I've fixed almost all failing tests in https://github.com/yuvipanda/repo2docker/pull/6. Sadly there is still a problem with tests/r/r3.6-mran

kardasbart avatar Dec 11 '22 23:12 kardasbart

FYI I pushed a quick commit to add a page that documents this functionality in the sphinx site

choldgraf avatar Dec 13 '22 10:12 choldgraf

@choldgraf The main question is how this fits in with reproducibility, REES, and how we support or don't support it. See the discussion starting from https://github.com/jupyterhub/repo2docker/pull/909#issuecomment-1196392236

Since you've started a doc maybe you could also add this too, so if anyone asks about this feature we can point them to that doc for a definite answer?

manics avatar Dec 13 '22 10:12 manics

@manics what do you think about the latest commit?

choldgraf avatar Dec 13 '22 10:12 choldgraf

We investigated using this PR now that Ubuntu 18.04 is past its maintenance period. (although still within the extended security maintenance period). It successfully built the image for a jupyterhub deployment when I specified buildpack-deps:jammy.

~~I did not investigate how the R environment was affected by repo2docker's hardcoding of https://packagemanager.rstudio.com/all/linux/bionic/. We wouldn't use it in production for images that rely on R when the R package manager is not matched to the distro.~~ (Yuvi fixed this in a separate PR.)

Since repo2docker is locked into Ubuntu Bionic right now for non-Dockerfile builds, would it be more palatable to permit people to change just the Ubuntu version, and let that update the RStudio package manager URL?

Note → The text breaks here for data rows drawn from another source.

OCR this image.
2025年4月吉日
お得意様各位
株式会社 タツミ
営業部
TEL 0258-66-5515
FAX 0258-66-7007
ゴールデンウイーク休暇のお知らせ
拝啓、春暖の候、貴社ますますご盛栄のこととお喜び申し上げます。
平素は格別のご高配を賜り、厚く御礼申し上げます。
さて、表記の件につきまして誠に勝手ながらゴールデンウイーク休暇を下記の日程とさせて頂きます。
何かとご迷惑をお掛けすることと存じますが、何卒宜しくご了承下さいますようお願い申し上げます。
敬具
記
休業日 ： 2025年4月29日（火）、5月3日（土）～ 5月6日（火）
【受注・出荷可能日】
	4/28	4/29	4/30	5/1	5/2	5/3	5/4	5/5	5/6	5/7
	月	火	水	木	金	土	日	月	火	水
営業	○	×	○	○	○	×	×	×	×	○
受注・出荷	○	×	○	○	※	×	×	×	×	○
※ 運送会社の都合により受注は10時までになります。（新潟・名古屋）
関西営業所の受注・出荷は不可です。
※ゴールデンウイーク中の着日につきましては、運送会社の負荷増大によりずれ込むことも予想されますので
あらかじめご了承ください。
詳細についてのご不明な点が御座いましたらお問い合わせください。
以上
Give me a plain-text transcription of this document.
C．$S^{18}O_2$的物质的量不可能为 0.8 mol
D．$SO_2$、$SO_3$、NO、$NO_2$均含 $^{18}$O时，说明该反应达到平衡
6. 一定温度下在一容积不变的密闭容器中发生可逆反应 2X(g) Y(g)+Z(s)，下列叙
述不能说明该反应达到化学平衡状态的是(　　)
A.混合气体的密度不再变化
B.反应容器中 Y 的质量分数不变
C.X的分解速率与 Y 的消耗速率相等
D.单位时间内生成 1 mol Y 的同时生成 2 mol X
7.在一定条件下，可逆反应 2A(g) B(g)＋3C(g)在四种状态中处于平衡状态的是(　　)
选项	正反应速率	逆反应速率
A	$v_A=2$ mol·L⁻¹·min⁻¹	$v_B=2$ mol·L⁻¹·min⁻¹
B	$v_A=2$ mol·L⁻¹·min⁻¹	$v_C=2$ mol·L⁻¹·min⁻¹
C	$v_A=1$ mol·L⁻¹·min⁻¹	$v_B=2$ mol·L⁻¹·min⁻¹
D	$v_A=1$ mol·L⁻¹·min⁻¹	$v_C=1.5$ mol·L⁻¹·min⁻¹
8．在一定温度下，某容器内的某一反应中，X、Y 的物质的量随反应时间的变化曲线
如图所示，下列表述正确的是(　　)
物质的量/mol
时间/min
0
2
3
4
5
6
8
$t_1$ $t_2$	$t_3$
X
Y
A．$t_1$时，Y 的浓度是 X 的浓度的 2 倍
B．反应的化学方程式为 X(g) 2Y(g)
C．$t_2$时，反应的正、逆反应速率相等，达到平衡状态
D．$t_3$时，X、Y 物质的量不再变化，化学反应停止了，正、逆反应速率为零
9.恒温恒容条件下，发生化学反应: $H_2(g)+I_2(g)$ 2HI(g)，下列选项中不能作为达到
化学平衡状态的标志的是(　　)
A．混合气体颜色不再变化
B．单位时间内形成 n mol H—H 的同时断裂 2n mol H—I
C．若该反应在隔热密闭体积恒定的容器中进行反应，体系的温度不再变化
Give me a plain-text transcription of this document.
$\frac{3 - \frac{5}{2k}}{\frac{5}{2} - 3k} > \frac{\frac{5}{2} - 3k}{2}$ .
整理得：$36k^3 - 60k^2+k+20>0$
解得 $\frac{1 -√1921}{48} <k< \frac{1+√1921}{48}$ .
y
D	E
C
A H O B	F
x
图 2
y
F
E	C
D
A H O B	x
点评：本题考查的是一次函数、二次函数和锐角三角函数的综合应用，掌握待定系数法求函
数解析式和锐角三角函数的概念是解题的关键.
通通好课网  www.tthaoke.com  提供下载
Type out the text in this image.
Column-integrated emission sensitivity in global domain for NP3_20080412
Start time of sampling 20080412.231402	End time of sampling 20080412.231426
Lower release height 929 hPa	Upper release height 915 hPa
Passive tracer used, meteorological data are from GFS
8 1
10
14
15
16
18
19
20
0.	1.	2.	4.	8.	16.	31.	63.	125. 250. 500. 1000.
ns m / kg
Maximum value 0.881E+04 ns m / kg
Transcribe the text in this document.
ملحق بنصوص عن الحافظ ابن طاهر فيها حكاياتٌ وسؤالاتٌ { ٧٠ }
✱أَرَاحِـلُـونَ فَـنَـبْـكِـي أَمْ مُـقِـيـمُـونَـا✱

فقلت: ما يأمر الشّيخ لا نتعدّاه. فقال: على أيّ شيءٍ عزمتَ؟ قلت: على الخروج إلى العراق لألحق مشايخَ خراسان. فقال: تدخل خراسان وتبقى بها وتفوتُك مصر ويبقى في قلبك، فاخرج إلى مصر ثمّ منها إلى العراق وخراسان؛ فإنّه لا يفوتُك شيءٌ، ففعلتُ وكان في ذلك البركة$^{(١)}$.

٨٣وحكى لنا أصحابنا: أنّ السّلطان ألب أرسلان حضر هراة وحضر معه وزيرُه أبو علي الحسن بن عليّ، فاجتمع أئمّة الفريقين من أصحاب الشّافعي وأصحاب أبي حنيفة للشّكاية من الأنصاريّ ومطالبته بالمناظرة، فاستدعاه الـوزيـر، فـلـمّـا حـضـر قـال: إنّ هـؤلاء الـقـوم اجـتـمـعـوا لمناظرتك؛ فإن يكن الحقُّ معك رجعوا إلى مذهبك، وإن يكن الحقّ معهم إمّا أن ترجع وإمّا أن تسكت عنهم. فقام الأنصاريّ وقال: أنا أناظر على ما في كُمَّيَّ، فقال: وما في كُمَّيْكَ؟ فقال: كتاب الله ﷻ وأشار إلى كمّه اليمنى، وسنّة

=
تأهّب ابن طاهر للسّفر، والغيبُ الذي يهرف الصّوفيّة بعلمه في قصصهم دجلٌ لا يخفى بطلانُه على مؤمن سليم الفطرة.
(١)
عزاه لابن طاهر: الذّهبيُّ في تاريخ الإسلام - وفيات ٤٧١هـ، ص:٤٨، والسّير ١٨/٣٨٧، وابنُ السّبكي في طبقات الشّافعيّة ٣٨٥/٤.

Configuration via runtime.txt would make this more explicit, e.g. ubuntu-<codename> to mimic python-x.y or r-<RVERSION>.... "runtime" makes me think it is not "build time", although this file does determine how the image is built. Using runtime.txt would mean that you wouldn't have to invent a new file.

ryanlovett avatar May 18 '23 18:05 ryanlovett

I think outstanding issues are addressed via the docs. To me, making it configurable from the CLI lets repo2docker be configured and there are no changes for the reproducibility of repos via services like binder, where the base image doesn't enter into it.

I think we do also need to bump the default distro used in a separate PR, because 18.04 is super old now.

minrk avatar May 22 '23 12:05 minrk

Yay, would love to get this merged before it hits the 3 year anniversary of June 9 :D

yuvipanda avatar May 22 '23 12:05 yuvipanda

@minrk aaah, the R test might still be failing because MRAN doesn't work on newer ubuntu?

yuvipanda avatar May 22 '23 12:05 yuvipanda